Alam Takambang Jadi Puisi

Para ahli sejarah sering merujuk karya sastra sebagai sumber sejarah pada zaman karya tersebut dibuat. Kitab Negarakertagama yang ditulis pada zaman Majapahit merupakan sumber penting pada zaman itu. Banyak puisi karya Taufiq Ismail, Chairil Anwar, Wiji Thukul, dan beberapa penyair lainnya dijadikan saksi keadaan Indonesia saat itu. Tentunya penyair-penyair tersebut mewakili peristiwa di zamannya. Di luar negeri, seorang penulis inggris, Graham Greene, “melihat” India dalam novel-novel dan cerita pendek yang ditulis pengarang India, R.K. Narayan. Di Minangkabau, kaba dijadikan informasi sejarah minangkabau. Dan banyak lagi karya sastra di muka bumi yang menjadi saksi zamanya. Namun, timbul pertanyaan, bagaimana karya sastra sebagai karya fiksi dijadikan sumber fakta? Bukankah sastra sangat berbeda dengan sejarah yang harus menyuguhkan fakta?

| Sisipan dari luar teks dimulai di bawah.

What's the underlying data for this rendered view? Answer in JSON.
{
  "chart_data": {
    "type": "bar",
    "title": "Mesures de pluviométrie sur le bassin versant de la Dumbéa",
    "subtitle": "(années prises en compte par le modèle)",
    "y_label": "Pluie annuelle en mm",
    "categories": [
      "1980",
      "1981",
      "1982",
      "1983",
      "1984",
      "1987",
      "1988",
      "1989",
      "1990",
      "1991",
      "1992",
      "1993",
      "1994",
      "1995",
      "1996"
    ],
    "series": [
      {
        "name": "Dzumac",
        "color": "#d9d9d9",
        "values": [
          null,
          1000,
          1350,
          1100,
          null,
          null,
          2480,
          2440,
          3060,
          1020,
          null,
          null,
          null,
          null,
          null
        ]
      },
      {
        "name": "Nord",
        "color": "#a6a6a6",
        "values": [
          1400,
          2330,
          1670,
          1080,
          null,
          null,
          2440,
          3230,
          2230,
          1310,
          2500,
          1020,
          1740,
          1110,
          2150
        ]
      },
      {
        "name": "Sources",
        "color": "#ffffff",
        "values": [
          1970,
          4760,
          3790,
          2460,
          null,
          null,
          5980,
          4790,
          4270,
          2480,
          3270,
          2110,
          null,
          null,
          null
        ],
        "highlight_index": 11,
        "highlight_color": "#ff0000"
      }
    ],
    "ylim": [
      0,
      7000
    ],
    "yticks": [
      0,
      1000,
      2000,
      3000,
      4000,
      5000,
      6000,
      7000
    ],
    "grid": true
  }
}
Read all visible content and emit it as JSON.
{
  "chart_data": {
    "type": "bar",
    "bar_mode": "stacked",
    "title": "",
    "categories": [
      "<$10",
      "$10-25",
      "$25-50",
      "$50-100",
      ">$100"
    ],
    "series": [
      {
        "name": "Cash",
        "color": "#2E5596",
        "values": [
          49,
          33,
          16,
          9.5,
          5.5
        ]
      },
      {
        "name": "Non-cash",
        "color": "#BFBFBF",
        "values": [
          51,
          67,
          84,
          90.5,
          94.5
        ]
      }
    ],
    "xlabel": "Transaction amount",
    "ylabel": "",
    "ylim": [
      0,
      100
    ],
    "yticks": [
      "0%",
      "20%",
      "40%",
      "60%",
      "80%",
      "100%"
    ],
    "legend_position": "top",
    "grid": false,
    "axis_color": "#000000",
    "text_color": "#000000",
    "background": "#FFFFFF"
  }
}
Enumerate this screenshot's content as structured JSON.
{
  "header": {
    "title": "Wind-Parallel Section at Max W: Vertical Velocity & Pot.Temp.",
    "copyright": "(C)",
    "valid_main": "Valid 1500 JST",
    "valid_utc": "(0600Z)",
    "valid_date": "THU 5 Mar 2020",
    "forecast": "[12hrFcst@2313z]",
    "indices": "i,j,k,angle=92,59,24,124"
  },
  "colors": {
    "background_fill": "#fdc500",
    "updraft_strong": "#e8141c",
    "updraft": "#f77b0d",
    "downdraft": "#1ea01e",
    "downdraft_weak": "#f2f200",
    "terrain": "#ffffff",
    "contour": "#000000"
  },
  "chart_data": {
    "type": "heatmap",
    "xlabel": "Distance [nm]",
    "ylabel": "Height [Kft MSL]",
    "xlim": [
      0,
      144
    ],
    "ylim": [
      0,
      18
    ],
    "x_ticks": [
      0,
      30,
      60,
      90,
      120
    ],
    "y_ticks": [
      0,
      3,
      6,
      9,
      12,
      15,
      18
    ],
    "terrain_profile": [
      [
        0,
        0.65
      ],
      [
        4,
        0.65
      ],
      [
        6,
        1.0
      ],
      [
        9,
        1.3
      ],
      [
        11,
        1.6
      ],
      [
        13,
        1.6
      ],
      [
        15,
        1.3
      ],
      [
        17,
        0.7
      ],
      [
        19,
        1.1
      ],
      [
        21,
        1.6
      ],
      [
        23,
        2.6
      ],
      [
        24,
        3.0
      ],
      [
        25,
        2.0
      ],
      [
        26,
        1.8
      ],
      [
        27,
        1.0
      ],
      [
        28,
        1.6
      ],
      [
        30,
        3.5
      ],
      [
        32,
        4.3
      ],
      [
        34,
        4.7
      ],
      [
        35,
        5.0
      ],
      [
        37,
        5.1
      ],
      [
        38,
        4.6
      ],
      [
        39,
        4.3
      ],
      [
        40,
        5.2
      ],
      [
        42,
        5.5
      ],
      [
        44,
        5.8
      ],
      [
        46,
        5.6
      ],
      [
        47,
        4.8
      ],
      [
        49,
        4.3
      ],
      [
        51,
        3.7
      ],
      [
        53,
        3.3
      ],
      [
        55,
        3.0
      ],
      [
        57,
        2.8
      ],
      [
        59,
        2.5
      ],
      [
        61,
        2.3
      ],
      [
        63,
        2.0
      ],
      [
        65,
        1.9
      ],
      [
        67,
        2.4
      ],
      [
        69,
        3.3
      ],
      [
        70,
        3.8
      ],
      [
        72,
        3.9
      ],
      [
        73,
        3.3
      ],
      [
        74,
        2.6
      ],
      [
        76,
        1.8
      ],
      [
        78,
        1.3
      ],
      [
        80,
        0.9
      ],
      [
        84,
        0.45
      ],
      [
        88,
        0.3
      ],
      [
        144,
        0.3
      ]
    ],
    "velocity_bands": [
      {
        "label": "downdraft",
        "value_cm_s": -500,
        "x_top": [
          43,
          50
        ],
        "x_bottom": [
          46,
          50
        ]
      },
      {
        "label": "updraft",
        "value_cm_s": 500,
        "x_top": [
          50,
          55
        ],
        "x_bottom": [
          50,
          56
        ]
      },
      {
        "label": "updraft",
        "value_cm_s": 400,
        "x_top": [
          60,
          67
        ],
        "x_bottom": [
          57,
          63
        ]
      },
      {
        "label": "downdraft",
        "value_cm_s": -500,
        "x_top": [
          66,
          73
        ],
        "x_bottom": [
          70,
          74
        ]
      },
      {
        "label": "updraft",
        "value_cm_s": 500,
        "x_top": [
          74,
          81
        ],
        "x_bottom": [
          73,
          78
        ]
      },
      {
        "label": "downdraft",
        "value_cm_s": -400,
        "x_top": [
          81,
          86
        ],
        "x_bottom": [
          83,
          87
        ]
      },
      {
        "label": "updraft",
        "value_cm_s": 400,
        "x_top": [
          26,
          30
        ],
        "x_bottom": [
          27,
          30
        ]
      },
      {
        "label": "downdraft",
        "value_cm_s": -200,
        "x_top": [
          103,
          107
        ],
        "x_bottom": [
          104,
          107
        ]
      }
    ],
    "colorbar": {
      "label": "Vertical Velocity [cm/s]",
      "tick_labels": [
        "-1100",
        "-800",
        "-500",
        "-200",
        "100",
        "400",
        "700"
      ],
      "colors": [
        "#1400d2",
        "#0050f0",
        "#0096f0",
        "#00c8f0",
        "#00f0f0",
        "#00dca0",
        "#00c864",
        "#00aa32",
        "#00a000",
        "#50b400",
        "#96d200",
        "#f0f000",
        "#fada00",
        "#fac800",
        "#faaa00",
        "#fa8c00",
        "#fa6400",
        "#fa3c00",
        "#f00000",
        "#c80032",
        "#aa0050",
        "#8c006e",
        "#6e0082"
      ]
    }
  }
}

Tapi secara tersirat, karya sastra yang baik selalu menyuguhkan fakta, baik fakta psikologis atau fakta-fakta lainnya, karena zaman (dalam arti luas) atau lingkungan (dalam arti sempit) mempengaruhi karya pada saat itu.

Di Minangkabau, masyarakatnya menganut falsafah “Alam Takambang Jadi Guru” yang artinya, alam akan selalu memberikan contoh, pelajaran, atau petunjuk bagi masyarakat yang hidup saat itu, tentunya bila kita mau mengembangkan alam itu. Tanpa paksaan, segala aktivitas yang dilakukan tumbuh dari sana. Sekarang patut disimak bagaimana para sastrawan mengembangkan alam tersebut dan tentunya dilihat dari karyanya. Dalam hal ini para penyair dari Minangkabau. Penyair Minangkabau tentu penyair yang “tahu” dengan falsafah alamnya. Alam di sini diartikan tak hanya alam secara harfiah tapi segala sesuatu yang terdapat di minangkabau yang telah menjadi budaya di minangkabau itu sendiri, seperti budaya rantau, pola hidup, cerita rakyat, atau kesenian tradisional minangkabau.


Rantau

/…Kudengar petatah petitih nun jauh / muasal siang dan malam / dan bunyi bansi di pematang / adalah ibu di pagi raya…/ (Ibu di pagi Raya, Delvi Yandra)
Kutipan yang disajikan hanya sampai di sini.